Bien entendu, utiliser un appareil vulnérable ne conduit pas automatiquement à l’infection par le malware, qui ne se répand a priori que dans les boutiques tierces. Tant que les utilisateurs se contentent du Play Store et n’autorisent pas les installations depuis d’autres sources, ils devraient éviter l’orage.

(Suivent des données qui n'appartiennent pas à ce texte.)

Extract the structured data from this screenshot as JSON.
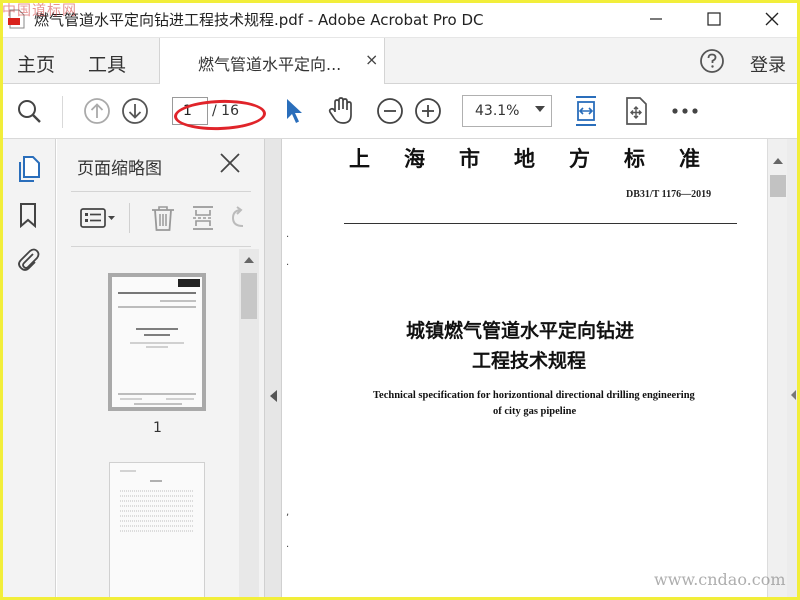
{
  "window": {
    "title": "燃气管道水平定向钻进工程技术规程.pdf - Adobe Acrobat Pro DC",
    "minimize_icon": "minimize-icon",
    "maximize_icon": "maximize-icon",
    "close_icon": "close-icon"
  },
  "watermarks": {
    "top_left": "中国道标网",
    "bottom_right": "www.cndao.com"
  },
  "tabs": {
    "home": "主页",
    "tools": "工具",
    "document": "燃气管道水平定向...",
    "document_close": "×",
    "login": "登录"
  },
  "toolbar": {
    "page_current": "1",
    "page_total": "/ 16",
    "zoom": "43.1%",
    "icons": [
      "search-icon",
      "page-up-icon",
      "page-down-icon",
      "select-cursor-icon",
      "hand-tool-icon",
      "zoom-out-icon",
      "zoom-in-icon",
      "fit-width-icon",
      "rotate-view-icon",
      "more-icon"
    ]
  },
  "left_strip": {
    "icons": [
      "page-thumbnails-icon",
      "bookmark-icon",
      "attachment-icon"
    ]
  },
  "thumbnail_panel": {
    "title": "页面缩略图",
    "page_number": "1",
    "tools": [
      "options-icon",
      "delete-icon",
      "insert-page-icon",
      "undo-icon"
    ]
  },
  "document": {
    "header": "上海市地方标准",
    "code": "DB31/T 1176—2019",
    "title_line1": "城镇燃气管道水平定向钻进",
    "title_line2": "工程技术规程",
    "english_line1": "Technical specification for horizontional directional drilling engineering",
    "english_line2": "of city gas pipeline"
  },
  "colors": {
    "accent_blue": "#2a6ebb",
    "highlight_red": "#e0242a",
    "frame_yellow": "#f2ee3a"
  }
}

En cas d'infection, il faudra flasher l'appareil

Check Point indique également avoir mis en place un outil en ligne pour vérifier si le malware est présent sur un appareil, Gooligan Checker. Quant aux mesures à adopter si tel est le cas, il n’y aura aucun miracle : la société recommande de flasher l’appareil avec la dernière version d’Android disponible pour celui-ci. Une opération qui effacera complètement le contenu de la mémoire interne, et qu’il faudra peut-être faire réaliser par un technicien adapté.

Enfin, les intéressés pourront consulter le billet complet de Check Point, qui liste notamment l’ensemble des fausses applications infectées par Gooligan.